3- De nombreux défis à relever

 

Premièrement, Airbus mit en place une coopération globale avec l’ensemble de ses fournisseurs (Asie, USA, Europe). Bien qu’un tel système de gestion eu été habituel en production, il n’avait pas encore été réalisé en matière de design et de conception.

Deuxièmement, il fallut embarquer dans le programme des technologies qui n’étaient pas arrivées à maturation. Des objectifs techniques furent mis en places pour les développer en parallèle de l’avancée du projet.

Troisièmement, Airbus avait 5 années de retard de développement sur le Boeing 787. Il fallait donc combler cette faille en garantissant une montée en cadence.

 

4- Les solutions apportées au projet

 

Il fallait commencer par tirer des leçons des défaillances constatées lors du développement de l’A380. Cela passait par la résolution des problèmes de qualification que ce dernier avait rencontrés. En mettant en place un environnement de qualification stable, Airbus s’est assuré que son produit pourrait être compétitif.

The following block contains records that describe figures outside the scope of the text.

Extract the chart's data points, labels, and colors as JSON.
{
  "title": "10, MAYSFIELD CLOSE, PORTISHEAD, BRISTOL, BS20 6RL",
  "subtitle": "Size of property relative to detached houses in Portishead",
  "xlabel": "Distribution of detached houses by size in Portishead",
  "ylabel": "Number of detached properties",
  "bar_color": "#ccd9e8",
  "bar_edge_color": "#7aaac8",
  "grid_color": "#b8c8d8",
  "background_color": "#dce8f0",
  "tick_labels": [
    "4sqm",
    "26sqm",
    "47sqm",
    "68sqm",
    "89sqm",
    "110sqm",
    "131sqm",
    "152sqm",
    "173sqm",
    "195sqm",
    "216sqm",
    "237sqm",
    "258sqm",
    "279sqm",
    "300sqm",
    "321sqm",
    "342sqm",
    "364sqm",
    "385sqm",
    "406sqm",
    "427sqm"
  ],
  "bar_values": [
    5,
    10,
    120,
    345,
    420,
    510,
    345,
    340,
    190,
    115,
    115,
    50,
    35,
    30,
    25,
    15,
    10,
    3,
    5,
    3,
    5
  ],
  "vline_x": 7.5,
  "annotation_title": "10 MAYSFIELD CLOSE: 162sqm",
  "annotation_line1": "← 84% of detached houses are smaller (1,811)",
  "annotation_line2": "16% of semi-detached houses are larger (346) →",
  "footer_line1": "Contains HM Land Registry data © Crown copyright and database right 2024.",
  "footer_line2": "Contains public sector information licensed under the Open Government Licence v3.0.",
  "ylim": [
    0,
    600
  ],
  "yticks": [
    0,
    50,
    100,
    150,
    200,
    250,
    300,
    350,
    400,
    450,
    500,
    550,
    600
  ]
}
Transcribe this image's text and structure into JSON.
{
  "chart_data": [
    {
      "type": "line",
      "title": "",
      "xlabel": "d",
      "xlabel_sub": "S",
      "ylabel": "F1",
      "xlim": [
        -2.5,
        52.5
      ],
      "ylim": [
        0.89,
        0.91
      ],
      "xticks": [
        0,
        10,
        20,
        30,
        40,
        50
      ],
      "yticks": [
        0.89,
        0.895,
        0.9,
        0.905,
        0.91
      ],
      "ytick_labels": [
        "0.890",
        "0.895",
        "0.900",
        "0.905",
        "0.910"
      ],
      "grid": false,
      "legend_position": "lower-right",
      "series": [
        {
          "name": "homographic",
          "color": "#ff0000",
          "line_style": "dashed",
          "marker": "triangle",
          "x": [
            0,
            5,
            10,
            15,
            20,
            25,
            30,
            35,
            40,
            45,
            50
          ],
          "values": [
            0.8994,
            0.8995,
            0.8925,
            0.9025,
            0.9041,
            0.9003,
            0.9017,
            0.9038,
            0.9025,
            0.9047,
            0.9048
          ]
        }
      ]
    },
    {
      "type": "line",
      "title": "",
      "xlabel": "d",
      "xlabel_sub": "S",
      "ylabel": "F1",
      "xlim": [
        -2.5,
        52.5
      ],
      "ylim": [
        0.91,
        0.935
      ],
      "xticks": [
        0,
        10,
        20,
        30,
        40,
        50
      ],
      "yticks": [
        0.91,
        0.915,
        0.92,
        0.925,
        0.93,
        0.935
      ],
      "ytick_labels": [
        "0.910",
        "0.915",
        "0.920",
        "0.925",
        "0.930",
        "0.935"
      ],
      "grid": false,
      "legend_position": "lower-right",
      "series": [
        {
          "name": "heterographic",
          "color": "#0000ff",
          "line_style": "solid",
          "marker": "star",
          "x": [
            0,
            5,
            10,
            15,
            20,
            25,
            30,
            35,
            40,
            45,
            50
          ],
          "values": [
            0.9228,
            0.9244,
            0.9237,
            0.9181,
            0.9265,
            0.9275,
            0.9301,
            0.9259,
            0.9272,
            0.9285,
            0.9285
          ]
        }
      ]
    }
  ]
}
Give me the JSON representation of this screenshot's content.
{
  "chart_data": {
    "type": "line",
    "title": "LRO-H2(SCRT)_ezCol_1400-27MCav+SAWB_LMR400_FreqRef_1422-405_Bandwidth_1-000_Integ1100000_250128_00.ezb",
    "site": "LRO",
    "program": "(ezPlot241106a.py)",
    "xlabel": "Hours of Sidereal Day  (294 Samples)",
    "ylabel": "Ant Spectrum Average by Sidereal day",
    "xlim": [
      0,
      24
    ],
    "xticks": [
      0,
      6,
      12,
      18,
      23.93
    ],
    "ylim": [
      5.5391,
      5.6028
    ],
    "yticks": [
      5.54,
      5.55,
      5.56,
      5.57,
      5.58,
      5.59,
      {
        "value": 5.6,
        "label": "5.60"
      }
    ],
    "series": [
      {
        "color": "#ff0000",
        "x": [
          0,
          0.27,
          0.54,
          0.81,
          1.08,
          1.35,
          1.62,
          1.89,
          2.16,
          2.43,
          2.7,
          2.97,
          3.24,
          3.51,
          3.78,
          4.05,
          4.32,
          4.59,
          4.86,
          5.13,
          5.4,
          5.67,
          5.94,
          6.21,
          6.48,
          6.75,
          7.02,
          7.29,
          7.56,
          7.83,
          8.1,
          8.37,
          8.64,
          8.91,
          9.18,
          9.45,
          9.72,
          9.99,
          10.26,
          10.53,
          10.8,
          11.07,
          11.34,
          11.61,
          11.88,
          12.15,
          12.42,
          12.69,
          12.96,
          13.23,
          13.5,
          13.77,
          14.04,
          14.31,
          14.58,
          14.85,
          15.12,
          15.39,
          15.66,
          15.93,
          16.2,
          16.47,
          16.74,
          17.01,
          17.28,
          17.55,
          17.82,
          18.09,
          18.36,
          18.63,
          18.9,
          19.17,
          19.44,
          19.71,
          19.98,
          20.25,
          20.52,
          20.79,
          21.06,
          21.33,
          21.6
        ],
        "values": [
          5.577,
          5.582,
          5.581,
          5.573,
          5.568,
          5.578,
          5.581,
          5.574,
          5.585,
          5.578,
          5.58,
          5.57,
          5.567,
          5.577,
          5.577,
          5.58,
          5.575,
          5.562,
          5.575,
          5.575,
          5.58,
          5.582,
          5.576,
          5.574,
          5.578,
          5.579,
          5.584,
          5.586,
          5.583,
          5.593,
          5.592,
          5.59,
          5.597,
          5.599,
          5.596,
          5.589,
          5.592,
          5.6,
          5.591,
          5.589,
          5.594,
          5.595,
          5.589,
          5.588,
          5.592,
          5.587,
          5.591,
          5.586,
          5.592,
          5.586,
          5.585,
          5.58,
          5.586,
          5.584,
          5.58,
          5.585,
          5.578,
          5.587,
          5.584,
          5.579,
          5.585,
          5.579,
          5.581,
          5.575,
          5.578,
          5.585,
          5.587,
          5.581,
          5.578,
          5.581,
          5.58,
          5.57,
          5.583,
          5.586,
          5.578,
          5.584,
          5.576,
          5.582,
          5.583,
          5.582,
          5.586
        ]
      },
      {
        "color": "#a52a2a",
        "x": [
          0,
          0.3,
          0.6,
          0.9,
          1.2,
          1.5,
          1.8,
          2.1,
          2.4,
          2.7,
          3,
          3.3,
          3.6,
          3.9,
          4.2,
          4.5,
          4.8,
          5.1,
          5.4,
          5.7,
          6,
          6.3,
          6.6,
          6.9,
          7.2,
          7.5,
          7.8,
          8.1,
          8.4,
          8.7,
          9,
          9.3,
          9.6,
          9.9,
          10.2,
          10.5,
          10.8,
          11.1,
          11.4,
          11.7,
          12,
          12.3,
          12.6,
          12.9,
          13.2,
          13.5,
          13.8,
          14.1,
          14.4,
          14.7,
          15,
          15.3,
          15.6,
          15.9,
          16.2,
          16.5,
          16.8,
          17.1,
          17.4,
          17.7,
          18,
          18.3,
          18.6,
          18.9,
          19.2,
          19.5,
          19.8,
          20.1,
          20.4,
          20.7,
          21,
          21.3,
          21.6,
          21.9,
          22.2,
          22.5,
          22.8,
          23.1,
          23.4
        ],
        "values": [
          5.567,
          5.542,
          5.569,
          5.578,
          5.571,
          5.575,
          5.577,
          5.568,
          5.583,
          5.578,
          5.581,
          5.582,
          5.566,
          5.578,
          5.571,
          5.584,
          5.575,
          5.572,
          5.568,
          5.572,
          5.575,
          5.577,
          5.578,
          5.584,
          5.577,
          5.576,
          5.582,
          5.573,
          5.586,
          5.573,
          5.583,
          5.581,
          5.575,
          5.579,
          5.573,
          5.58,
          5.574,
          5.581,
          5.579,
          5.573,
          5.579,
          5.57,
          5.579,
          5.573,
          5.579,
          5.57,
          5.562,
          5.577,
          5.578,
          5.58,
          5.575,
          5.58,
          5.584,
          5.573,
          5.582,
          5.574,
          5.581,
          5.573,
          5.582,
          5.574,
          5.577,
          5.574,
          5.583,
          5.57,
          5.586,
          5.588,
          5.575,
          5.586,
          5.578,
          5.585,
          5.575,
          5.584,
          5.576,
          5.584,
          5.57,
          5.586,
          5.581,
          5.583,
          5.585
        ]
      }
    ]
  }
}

Un développement rapide fut constaté grâce à la mise en œuvre de nouvelles méthodes de travail. Cette harmonisation se traduisit, entre autre, par la réalisation d’une « caisse à outils » homogène pouvant être déployée dans l’ensemble du  Groupe au sens très large (Airbus, ses partenaires et ses sous contractants). Bien que cette méthode soit à l’origine de nombreuses difficultés, son impact fut positif. Les bénéfices furent notamment constatés au travers du partenariat avec Dassault Systèmes et la création d’une maquette virtuelle accessible à l’ensemble du Groupe.

Ces nombreux efforts permirent aux ingénieurs de travailler dans un contexte harmonisé.

 

5- Les leçons apprises de cette expérience, dont la nécessité de figer rapidement les spécifications techniques d’un nouvel aéronef

 

Le développement de l’A350 fut marqué par la volonté de ne pas céder à l’instabilité des exigences techniques des clients (question de la négociation des spécifications). Cette contrainte avait marqué le programme de l’A380 ; cela avait obligé le groupe Airbus à concevoir tardivement plusieurs standards de production.

En prenant un peu de hauteur, une réflexion juridique trouve sa place dans ce débat : en effet, il convient de se demander si une « sales proposal » contenant les spécifications d’un client aura valeur contraignante pour les parties. En droit anglais, comme en droit français, une offre suffisamment précise et mentionnant les éléments essentiels pour contracter est par principe « binding ».

Pour le reste, les leçons retenues peuvent être classées en 2 catégories principales.

 Au niveau de l’équipe :

– promouvoir la culture de la confiance et de la transparence.

– mettre en place des équipes prêtes à s’impliquer dans le projet.

A un niveau stratégique :

– la capitalisation des leçons apprises des projets précédents (notamment éviter l’instabilité des spécifications techniques).

–  l’acceptation des imprévus, en les traitant de manière adaptées et diligentes (notamment par la gestion intégrée du planning et des risques)

 

En conclusion : la remise en question de l’organisation interne d’Airbus a permis l’entrée en service de plus de 200 appareils A350, permettant de concurrencer efficacement le Boeing 787.